Un autre guerrier non moins célèbre, que je ne sais si je dois appeler osmanli ou chrétien, arrêta les progrès d’Amurat, et fut même longtemps depuis un rempart des chrétiens contre les victoires de Mahomet II : je veux parler de Scanderbeg, né dans l’Albanie, partie de l’Épire, pays illustre dans les temps qu’on nomme héroïques, et dans les temps vraiment héroïques des Romains. Son nom était Jean Castriot[1]. Il était fils d’un despote ou d’un petit hospodar de cette contrée, c’est-à-dire d’un prince vassal ; car c’est ce que signifiait despote : ce mot veut dire à la lettre, maître de maison ; et il est étrange que l’on ait depuis affecté le mot de despotique aux grands souverains qui se sont rendus absolus.

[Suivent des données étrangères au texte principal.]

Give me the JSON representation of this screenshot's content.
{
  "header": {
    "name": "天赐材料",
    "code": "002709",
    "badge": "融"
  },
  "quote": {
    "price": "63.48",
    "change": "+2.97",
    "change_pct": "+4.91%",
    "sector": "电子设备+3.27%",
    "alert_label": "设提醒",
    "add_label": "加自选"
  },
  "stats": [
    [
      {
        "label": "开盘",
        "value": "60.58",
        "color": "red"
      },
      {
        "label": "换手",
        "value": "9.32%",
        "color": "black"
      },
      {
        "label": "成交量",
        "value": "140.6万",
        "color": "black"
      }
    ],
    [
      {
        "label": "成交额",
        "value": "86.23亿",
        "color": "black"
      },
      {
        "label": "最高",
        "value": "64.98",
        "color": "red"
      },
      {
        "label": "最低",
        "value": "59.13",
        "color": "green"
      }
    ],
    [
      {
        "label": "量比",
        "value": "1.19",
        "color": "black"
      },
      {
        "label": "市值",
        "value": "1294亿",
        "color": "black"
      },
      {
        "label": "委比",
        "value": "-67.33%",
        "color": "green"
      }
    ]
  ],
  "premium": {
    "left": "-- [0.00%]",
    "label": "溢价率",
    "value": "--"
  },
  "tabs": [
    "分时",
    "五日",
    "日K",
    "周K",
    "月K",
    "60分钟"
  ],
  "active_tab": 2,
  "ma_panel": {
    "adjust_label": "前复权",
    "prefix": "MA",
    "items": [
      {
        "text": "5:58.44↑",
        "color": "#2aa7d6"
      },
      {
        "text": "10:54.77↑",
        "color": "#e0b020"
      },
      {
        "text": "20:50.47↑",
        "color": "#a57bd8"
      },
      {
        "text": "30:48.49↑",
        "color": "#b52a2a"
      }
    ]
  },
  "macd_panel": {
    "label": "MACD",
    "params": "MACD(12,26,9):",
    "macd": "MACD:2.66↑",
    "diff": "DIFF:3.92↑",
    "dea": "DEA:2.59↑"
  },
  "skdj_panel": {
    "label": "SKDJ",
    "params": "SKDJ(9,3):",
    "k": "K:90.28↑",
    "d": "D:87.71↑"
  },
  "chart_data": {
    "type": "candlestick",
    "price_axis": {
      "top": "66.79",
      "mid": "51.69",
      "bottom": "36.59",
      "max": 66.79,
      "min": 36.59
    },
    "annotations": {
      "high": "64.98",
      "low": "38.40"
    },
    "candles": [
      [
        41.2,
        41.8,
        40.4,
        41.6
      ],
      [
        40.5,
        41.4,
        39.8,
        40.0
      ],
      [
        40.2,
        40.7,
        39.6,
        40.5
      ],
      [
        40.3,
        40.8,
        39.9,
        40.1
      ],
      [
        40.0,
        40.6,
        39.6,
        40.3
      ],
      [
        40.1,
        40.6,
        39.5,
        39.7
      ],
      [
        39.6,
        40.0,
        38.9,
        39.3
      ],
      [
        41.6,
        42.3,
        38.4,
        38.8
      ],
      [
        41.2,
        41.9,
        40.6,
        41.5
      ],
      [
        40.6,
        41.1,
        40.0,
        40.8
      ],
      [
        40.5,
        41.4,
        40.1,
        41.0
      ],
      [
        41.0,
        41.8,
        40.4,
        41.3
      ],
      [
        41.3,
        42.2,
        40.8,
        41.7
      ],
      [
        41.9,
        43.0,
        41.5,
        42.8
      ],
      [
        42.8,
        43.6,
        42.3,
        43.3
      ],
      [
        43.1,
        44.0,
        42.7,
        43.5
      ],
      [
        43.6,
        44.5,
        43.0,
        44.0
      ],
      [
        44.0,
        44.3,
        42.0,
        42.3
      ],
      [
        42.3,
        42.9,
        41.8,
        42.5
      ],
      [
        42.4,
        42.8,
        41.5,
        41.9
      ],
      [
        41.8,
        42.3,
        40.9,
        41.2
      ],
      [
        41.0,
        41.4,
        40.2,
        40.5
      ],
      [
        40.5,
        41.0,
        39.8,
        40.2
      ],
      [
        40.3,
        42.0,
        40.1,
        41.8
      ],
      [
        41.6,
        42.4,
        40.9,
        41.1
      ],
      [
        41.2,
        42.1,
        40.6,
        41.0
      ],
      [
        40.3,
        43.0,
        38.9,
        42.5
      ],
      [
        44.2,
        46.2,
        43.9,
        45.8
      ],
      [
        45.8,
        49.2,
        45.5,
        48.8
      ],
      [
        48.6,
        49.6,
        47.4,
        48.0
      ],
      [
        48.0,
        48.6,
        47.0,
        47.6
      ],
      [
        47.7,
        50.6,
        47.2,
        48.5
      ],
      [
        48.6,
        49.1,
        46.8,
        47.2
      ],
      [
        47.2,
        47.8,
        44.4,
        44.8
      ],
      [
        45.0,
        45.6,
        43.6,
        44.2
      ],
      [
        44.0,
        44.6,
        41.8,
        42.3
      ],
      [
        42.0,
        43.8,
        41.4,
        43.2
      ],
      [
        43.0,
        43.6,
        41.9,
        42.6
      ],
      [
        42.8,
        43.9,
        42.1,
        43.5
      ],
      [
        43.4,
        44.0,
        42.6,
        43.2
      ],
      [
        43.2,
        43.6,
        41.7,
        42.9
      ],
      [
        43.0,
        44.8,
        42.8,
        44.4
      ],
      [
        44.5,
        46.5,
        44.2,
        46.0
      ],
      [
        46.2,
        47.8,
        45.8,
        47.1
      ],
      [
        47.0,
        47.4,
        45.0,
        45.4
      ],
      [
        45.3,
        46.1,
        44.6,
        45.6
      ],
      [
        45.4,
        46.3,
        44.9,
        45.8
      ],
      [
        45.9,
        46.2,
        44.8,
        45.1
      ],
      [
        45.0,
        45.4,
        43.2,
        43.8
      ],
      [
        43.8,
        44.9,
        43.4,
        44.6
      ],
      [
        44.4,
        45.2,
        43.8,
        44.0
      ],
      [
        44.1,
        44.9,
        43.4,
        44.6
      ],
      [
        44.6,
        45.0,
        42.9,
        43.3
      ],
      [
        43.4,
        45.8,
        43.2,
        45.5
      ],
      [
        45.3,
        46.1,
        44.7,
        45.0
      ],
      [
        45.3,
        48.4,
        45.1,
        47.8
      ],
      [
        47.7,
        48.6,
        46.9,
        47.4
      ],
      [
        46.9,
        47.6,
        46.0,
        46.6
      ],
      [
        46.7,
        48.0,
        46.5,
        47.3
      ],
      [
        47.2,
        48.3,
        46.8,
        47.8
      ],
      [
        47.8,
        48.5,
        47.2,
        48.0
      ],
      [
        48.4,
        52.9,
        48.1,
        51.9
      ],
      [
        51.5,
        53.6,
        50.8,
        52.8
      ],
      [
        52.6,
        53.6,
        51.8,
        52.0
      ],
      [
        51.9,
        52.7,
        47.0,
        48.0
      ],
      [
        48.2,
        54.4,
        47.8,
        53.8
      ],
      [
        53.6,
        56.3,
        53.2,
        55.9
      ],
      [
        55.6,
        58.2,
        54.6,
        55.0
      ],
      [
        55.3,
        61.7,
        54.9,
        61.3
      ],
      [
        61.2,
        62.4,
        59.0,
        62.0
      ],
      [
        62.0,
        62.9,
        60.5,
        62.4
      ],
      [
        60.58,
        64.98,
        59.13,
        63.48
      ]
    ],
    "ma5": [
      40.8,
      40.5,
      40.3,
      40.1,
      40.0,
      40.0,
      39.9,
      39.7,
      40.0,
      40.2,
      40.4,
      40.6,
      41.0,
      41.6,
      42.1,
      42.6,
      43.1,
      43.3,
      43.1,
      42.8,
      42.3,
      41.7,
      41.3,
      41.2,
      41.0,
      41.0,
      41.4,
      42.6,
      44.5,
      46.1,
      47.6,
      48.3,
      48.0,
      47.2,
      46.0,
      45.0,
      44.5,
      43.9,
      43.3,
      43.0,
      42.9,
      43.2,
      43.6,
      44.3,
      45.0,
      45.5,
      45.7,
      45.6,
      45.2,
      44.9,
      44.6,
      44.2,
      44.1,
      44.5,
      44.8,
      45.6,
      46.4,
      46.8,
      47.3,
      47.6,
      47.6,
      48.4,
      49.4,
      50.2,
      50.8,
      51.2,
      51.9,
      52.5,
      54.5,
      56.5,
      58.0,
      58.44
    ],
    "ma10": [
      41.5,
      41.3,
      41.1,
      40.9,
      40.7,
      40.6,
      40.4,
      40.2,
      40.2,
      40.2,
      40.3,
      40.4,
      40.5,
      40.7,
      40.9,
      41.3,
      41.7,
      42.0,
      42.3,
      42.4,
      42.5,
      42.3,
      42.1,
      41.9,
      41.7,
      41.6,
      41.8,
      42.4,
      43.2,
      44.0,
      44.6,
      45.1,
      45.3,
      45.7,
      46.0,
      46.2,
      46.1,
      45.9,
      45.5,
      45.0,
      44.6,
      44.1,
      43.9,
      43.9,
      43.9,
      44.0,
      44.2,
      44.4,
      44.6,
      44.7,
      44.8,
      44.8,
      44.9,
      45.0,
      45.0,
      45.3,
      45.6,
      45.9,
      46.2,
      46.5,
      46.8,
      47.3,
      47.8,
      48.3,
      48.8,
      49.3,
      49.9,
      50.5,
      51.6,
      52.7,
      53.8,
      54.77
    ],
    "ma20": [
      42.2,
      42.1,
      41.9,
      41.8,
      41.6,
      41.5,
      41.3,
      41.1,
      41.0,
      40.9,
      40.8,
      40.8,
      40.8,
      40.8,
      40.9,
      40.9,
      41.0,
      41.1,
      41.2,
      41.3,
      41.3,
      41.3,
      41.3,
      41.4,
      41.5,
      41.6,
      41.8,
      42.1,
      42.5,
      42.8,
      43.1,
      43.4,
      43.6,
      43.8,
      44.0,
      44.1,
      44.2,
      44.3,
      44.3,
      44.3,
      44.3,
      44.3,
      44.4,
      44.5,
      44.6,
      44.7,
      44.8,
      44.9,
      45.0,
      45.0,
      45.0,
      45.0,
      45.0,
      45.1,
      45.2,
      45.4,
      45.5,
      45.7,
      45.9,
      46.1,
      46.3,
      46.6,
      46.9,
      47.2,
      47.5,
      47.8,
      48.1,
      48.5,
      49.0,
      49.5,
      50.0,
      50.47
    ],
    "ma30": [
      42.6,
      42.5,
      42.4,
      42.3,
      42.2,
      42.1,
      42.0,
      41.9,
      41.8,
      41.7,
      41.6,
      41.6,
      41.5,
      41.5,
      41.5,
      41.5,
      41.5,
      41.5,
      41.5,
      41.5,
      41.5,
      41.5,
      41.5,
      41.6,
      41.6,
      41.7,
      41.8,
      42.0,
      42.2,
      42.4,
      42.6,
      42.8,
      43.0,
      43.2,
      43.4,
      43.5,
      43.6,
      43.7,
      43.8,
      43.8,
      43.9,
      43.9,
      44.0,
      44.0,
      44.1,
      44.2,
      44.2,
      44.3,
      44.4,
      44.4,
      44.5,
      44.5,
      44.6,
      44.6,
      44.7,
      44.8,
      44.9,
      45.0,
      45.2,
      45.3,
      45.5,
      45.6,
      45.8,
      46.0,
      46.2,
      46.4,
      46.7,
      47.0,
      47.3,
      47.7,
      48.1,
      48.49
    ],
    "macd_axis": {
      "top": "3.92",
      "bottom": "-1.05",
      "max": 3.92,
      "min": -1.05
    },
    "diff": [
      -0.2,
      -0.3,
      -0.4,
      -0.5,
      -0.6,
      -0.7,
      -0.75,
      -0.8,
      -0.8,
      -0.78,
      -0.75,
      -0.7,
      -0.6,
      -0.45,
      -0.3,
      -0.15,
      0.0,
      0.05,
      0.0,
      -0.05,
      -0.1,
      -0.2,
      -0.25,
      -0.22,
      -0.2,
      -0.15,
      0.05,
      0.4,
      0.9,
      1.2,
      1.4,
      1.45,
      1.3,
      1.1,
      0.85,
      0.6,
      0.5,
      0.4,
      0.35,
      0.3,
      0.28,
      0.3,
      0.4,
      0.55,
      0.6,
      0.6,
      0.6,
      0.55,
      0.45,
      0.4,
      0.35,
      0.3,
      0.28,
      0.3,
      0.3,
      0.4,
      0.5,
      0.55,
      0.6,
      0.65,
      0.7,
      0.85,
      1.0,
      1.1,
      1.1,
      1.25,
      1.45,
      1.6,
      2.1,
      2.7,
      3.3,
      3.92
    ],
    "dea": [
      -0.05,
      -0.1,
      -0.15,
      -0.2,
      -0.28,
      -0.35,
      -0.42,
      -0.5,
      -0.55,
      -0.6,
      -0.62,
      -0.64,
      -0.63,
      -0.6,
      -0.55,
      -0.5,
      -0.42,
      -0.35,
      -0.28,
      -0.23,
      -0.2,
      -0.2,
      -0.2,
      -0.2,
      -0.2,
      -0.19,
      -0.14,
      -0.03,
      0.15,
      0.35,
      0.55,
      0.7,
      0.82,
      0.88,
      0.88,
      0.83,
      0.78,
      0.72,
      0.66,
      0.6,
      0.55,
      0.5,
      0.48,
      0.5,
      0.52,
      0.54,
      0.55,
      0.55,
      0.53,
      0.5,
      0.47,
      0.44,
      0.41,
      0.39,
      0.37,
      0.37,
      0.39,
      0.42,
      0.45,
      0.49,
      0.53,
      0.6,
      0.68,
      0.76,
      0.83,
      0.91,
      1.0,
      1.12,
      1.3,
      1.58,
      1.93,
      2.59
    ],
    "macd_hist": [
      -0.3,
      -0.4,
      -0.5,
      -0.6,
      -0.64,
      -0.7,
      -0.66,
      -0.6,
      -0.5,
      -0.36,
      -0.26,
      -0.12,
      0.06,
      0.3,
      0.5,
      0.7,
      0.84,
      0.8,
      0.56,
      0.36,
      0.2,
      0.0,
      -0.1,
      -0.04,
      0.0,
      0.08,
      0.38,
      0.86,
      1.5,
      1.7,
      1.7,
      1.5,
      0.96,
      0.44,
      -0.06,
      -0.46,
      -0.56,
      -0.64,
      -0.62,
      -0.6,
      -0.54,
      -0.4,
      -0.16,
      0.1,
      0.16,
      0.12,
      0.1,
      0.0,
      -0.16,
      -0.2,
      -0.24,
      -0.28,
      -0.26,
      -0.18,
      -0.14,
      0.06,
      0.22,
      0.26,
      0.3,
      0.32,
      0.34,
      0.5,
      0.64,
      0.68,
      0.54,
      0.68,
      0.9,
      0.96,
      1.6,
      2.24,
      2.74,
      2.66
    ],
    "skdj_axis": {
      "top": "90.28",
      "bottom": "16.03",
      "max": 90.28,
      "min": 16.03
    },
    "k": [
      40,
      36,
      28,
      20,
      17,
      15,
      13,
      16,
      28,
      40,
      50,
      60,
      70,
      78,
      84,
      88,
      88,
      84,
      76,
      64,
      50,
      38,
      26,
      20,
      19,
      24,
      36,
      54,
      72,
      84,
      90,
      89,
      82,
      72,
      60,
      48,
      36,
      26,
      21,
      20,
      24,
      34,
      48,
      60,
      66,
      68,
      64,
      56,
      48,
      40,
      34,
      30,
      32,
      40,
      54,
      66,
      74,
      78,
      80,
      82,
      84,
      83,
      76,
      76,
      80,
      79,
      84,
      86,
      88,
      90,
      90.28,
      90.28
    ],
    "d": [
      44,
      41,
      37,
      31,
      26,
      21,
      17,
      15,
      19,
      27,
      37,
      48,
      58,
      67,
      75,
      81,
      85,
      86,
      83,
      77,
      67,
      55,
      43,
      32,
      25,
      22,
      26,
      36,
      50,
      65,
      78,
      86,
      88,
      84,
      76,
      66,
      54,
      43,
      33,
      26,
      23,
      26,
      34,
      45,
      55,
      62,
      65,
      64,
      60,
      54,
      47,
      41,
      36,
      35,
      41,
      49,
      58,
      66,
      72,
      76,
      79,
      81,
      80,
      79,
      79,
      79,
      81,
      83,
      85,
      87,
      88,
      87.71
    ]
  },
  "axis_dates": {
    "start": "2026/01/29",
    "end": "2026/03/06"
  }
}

Jean Castriot était encore enfant lorsque Amurat, plusieurs années avant la bataille de Varnes, dont je viens de parler, s’était saisi de l’Albanie, après la mort du père de Castriot. Il éleva cet enfant, qui restait seul de quatre frères. Les annales turques ne disent point du tout que ces quatre princes aient été immolés à la vengeance d’Amurat. Il ne paraît pas que ces barbaries fussent dans le caractère d’un sultan qui abdiqua deux fois la couronne, et il n’est guère vraisemblable qu’Amurat eût donné sa tendresse et sa confiance à celui dont il ne devait attendre qu’une haine implacable. Il le chérissait, il le faisait combattre auprès de sa personne. Jean Castriot se distingua tellement que le sultan et les janissaires lui donnèrent le nom de Scanderbeg, qui signifie le seigneur Alexandre.